Do You Understand SOA? Expert Says No

Loraine Lawson

Do you understand what SOA means? I mean, really understand it?


Probably not, according to this punchy little piece on InfoWorld.


Don't worry. You're not alone, according to Roberto Medrano, the executive VP of SOA Software, who tells InfoWorld:

"Maybe 20 percent of IT folks understand SOA and half of the rest think they do."


The way the article's written, it's a bit difficult to tell whether the remainder of the piece is from Medrano or from InfoWorld contributing editor Galen Gruman.
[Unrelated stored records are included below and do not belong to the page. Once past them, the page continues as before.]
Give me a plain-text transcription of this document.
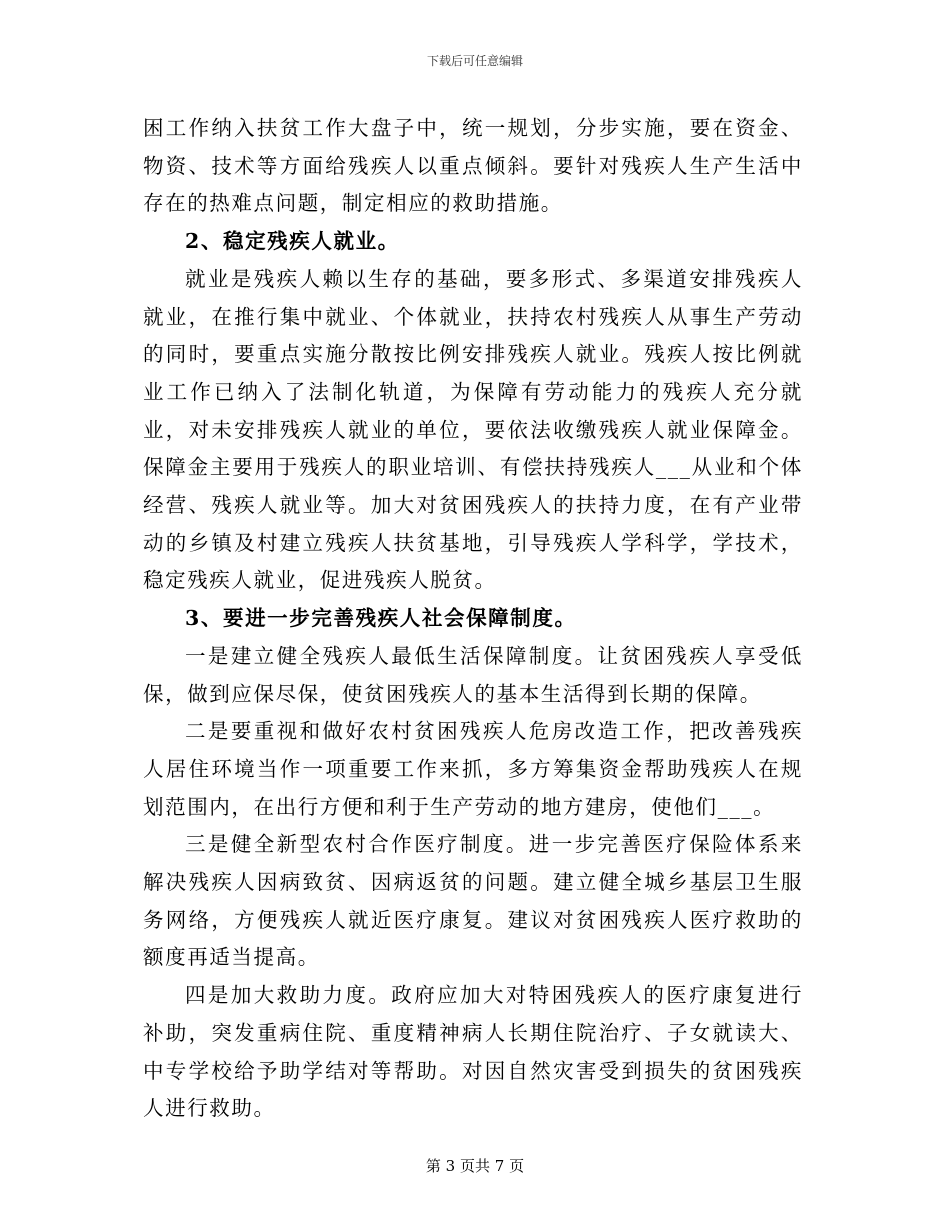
下载后可任意编辑

困工作纳入扶贫工作大盘子中，统一规划，分步实施，要在资金、物资、技术等方面给残疾人以重点倾斜。要针对残疾人生产生活中存在的热难点问题，制定相应的救助措施。

2、稳定残疾人就业。

就业是残疾人赖以生存的基础，要多形式、多渠道安排残疾人就业，在推行集中就业、个体就业，扶持农村残疾人从事生产劳动的同时，要重点实施分散按比例安排残疾人就业。残疾人按比例就业工作已纳入了法制化轨道，为保障有劳动能力的残疾人充分就业，对未安排残疾人就业的单位，要依法收缴残疾人就业保障金。保障金主要用于残疾人的职业培训、有偿扶持残疾人___从业和个体经营、残疾人就业等。加大对贫困残疾人的扶持力度，在有产业带动的乡镇及村建立残疾人扶贫基地，引导残疾人学科学，学技术，稳定残疾人就业，促进残疾人脱贫。

3、要进一步完善残疾人社会保障制度。

一是建立健全残疾人最低生活保障制度。让贫困残疾人享受低保，做到应保尽保，使贫困残疾人的基本生活得到长期的保障。

二是要重视和做好农村贫困残疾人危房改造工作，把改善残疾人居住环境当作一项重要工作来抓，多方筹集资金帮助残疾人在规划范围内，在出行方便和利于生产劳动的地方建房，使他们___。

三是健全新型农村合作医疗制度。进一步完善医疗保险体系来解决残疾人因病致贫、因病返贫的问题。建立健全城乡基层卫生服务网络，方便残疾人就近医疗康复。建议对贫困残疾人医疗救助的额度再适当提高。

四是加大救助力度。政府应加大对特困残疾人的医疗康复进行补助，突发重病住院、重度精神病人长期住院治疗、子女就读大、中专学校给予助学结对等帮助。对因自然灾害受到损失的贫困残疾人进行救助。

第 3 页共 7 页
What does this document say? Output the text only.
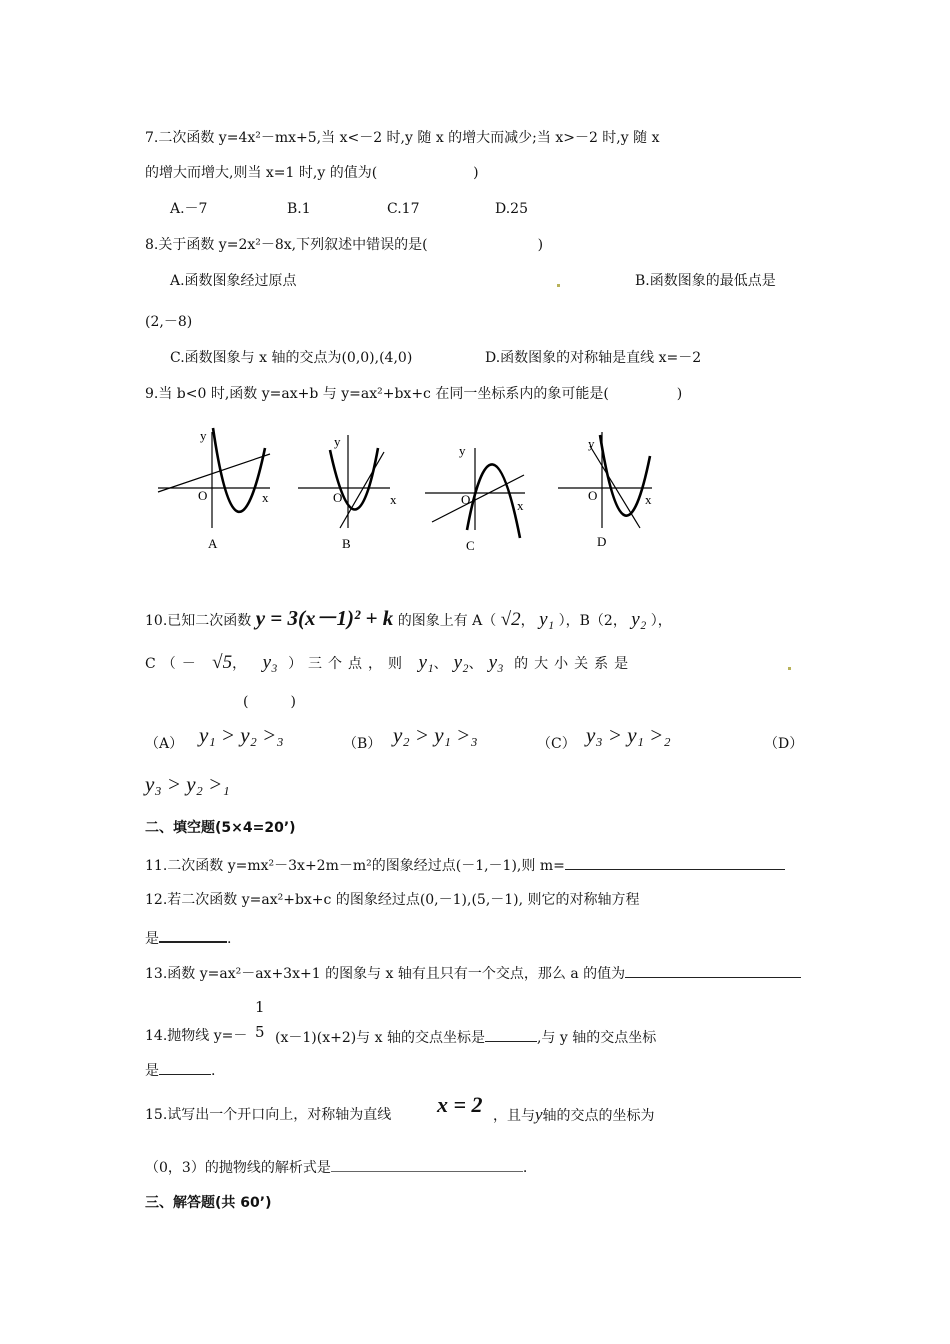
7.二次函数 y=4x²－mx+5,当 x<－2 时,y 随 x 的增大而减少;当 x>－2 时,y 随 x
的增大而增大,则当 x=1 时,y 的值为(	)
A.－7	B.1	C.17	D.25
8.关于函数 y=2x²－8x,下列叙述中错误的是(	)
A.函数图象经过原点	B.函数图象的最低点是
(2,－8)
C.函数图象与 x 轴的交点为(0,0),(4,0)	D.函数图象的对称轴是直线 x=－2
9.当 b<0 时,函数 y=ax+b 与 y=ax²+bx+c 在同一坐标系内的象可能是(	)
y
O	x
A
y
O	x
B
y
O	x
C
y
O	x
D
10.已知二次函数 y = 3(x－1)² + k 的图象上有 A（ √2， y₁ ），B（2， y₂ ），
C（－ √5， y₃ ）三个点，则 y₁、y₂、y₃ 的大小关系是
(　　　)
（A） y₁ > y₂ >₃	（B） y₂ > y₁ >₃	（C） y₃ > y₁ >₂	（D）
y₃ > y₂ >₁
二、填空题(5×4=20’)
11.二次函数 y=mx²－3x+2m－m²的图象经过点(－1,－1),则 m=
12.若二次函数 y=ax²+bx+c 的图象经过点(0,－1),(5,－1), 则它的对称轴方程
是	.
13.函数 y=ax²－ax+3x+1 的图象与 x 轴有且只有一个交点，那么 a 的值为
14.抛物线 y=－
1
5 (x－1)(x+2)与 x 轴的交点坐标是	,与 y 轴的交点坐标
是	.
15.试写出一个开口向上，对称轴为直线 x = 2 ，且与y轴的交点的坐标为
（0，3）的抛物线的解析式是	.
三、解答题(共 60’)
I'm guessing it's actually information culled from InfoWorld's Special Report on SOA, which is dated today, but actually first appeared on Monday.

(Do check out the series - it covers the full spectrum of SOA, from selling SOA to the business to testing your services. Although, I will say it's broken into annoyingly small, hyperlinked chunks.)
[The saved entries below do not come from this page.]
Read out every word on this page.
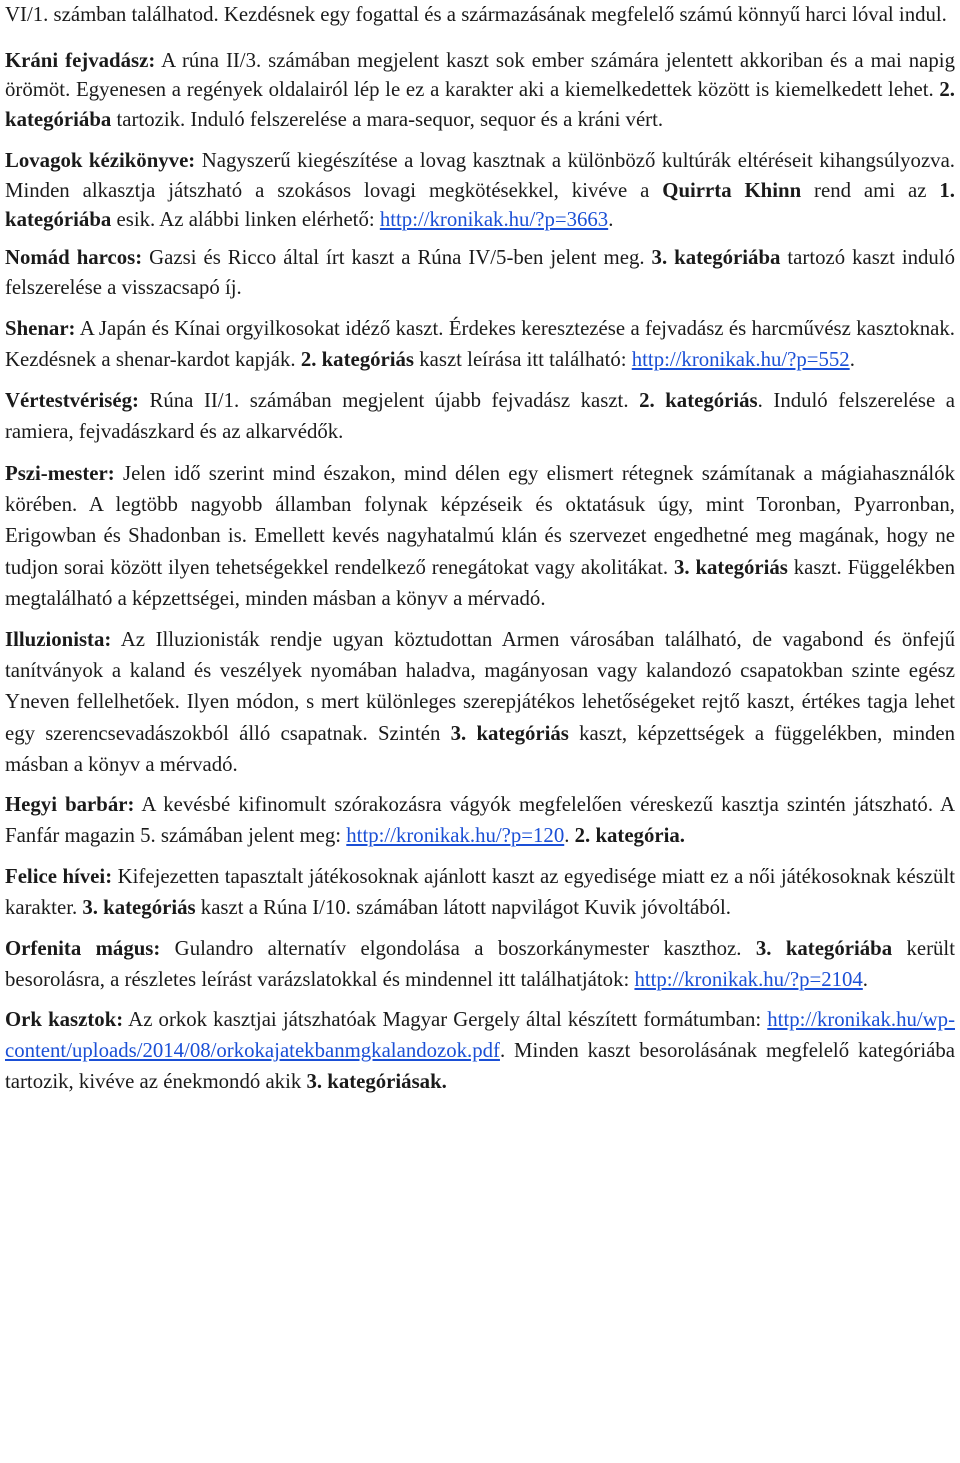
VI/1. számban találhatod. Kezdésnek egy fogattal és a származásának megfelelő számú könnyű harci lóval indul.

Kráni fejvadász: A rúna II/3. számában megjelent kaszt sok ember számára jelentett akkoriban és a mai napig örömöt. Egyenesen a regények oldalairól lép le ez a karakter aki a kiemelkedettek között is kiemelkedett lehet. 2. kategóriába tartozik. Induló felszerelése a mara-sequor, sequor és a kráni vért.

Lovagok kézikönyve: Nagyszerű kiegészítése a lovag kasztnak a különböző kultúrák eltéréseit kihangsúlyozva. Minden alkasztja játszható a szokásos lovagi megkötésekkel, kivéve a Quirrta Khinn rend ami az 1. kategóriába esik. Az alábbi linken elérhető: http://kronikak.hu/?p=3663.

Nomád harcos: Gazsi és Ricco által írt kaszt a Rúna IV/5-ben jelent meg. 3. kategóriába tartozó kaszt induló felszerelése a visszacsapó íj.

Shenar: A Japán és Kínai orgyilkosokat idéző kaszt. Érdekes keresztezése a fejvadász és harcművész kasztoknak. Kezdésnek a shenar-kardot kapják. 2. kategóriás kaszt leírása itt található: http://kronikak.hu/?p=552.

Vértestvériség: Rúna II/1. számában megjelent újabb fejvadász kaszt. 2. kategóriás. Induló felszerelése a ramiera, fejvadászkard és az alkarvédők.

Pszi-mester: Jelen idő szerint mind északon, mind délen egy elismert rétegnek számítanak a mágiahasználók körében. A legtöbb nagyobb államban folynak képzéseik és oktatásuk úgy, mint Toronban, Pyarronban, Erigowban és Shadonban is. Emellett kevés nagyhatalmú klán és szervezet engedhetné meg magának, hogy ne tudjon sorai között ilyen tehetségekkel rendelkező renegátokat vagy akolitákat. 3. kategóriás kaszt. Függelékben megtalálható a képzettségei, minden másban a könyv a mérvadó.

Illuzionista: Az Illuzionisták rendje ugyan köztudottan Armen városában található, de vagabond és önfejű tanítványok a kaland és veszélyek nyomában haladva, magányosan vagy kalandozó csapatokban szinte egész Yneven fellelhetőek. Ilyen módon, s mert különleges szerepjátékos lehetőségeket rejtő kaszt, értékes tagja lehet egy szerencsevadászokból álló csapatnak. Szintén 3. kategóriás kaszt, képzettségek a függelékben, minden másban a könyv a mérvadó.

Hegyi barbár: A kevésbé kifinomult szórakozásra vágyók megfelelően véreskezű kasztja szintén játszható. A Fanfár magazin 5. számában jelent meg: http://kronikak.hu/?p=120. 2. kategória.

Felice hívei: Kifejezetten tapasztalt játékosoknak ajánlott kaszt az egyedisége miatt ez a női játékosoknak készült karakter. 3. kategóriás kaszt a Rúna I/10. számában látott napvilágot Kuvik jóvoltából.

Orfenita mágus: Gulandro alternatív elgondolása a boszorkánymester kaszthoz. 3. kategóriába került besorolásra, a részletes leírást varázslatokkal és mindennel itt találhatjátok: http://kronikak.hu/?p=2104.

Ork kasztok: Az orkok kasztjai játszhatóak Magyar Gergely által készített formátumban: http://kronikak.hu/wp-content/uploads/2014/08/orkokajatekbanmgkalandozok.pdf. Minden kaszt besorolásának megfelelő kategóriába tartozik, kivéve az énekmondó akik 3. kategóriásak.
So. Where does that leave the remaining IT people? Confused. According to this piece, the misinformed majority think SOA means:

  • Integration. Wrong. Integration is incidental to SOA's real purpose -- mapping business functions. "Integration is a bridge; SOA is a whole new landscape." Got it? Good.
  • Reusuing code. Wrong, again. The article clarifies by saying it's not about reusing but sharing code. Duh.

Perhaps it is time to widen SOA's definition.
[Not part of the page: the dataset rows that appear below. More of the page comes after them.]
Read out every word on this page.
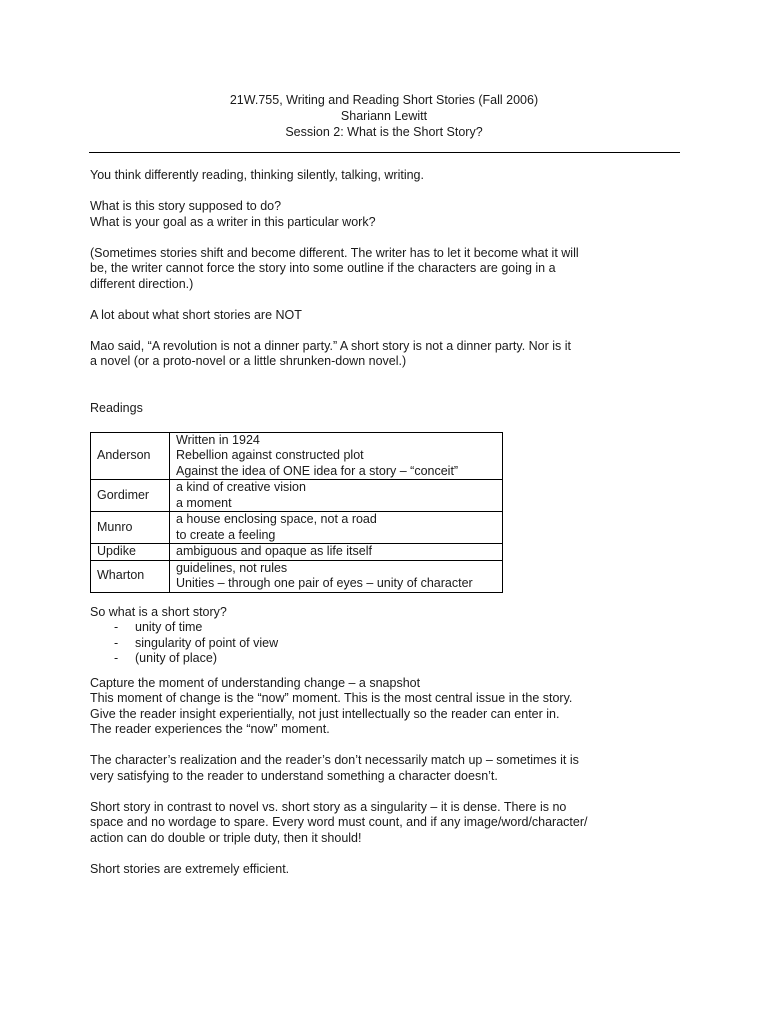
21W.755, Writing and Reading Short Stories (Fall 2006)
Shariann Lewitt
Session 2: What is the Short Story?

You think differently reading, thinking silently, talking, writing.

What is this story supposed to do?
What is your goal as a writer in this particular work?

(Sometimes stories shift and become different. The writer has to let it become what it will
be, the writer cannot force the story into some outline if the characters are going in a
different direction.)

A lot about what short stories are NOT

Mao said, “A revolution is not a dinner party.” A short story is not a dinner party. Nor is it
a novel (or a proto-novel or a little shrunken-down novel.)

Readings

Anderson	Written in 1924
Rebellion against constructed plot
Against the idea of ONE idea for a story – “conceit”
Gordimer	a kind of creative vision
a moment
Munro	a house enclosing space, not a road
to create a feeling
Updike	ambiguous and opaque as life itself
Wharton	guidelines, not rules
Unities – through one pair of eyes – unity of character
So what is a short story?
- unity of time
- singularity of point of view
- (unity of place)

Capture the moment of understanding change – a snapshot
This moment of change is the “now” moment. This is the most central issue in the story.
Give the reader insight experientially, not just intellectually so the reader can enter in.
The reader experiences the “now” moment.

The character’s realization and the reader’s don’t necessarily match up – sometimes it is
very satisfying to the reader to understand something a character doesn’t.

Short story in contrast to novel vs. short story as a singularity – it is dense. There is no
space and no wordage to spare. Every word must count, and if any image/word/character/
action can do double or triple duty, then it should!

Short stories are extremely efficient.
Gruman and Medrano apparently aren't the only ones who feel IT just doesn't understand SOA. ZDNet columnist Joe McKendrick points out in his blog this week that there's wide agreement that someone is definitely derailing -- the question is, who? Business or IT? He points to a May article by ZapThink's Ron Schmelzer, in which Schmelzer contends IT doesn't understand SOA and may be sabotaging it. Schmelzer's premise seems to be that IT dismisses SOA as a technology and, specifically, a rehash of Web services and middleware.


But it's a bit pessimistic -- not to mention snotty -- to say people don't know what SOA is just because they connect it to integration or code reuse or any number of items that, really, will result from SOA. And if IT really is aligning against SOA, then why do techies spend so much time discussing and reading about it?


As I've mentioned before, I suspect it may be less a matter of IT 'ganging up on' SOA than being too jaded to jump on any bandwagon that promises to fix all IT and business woes.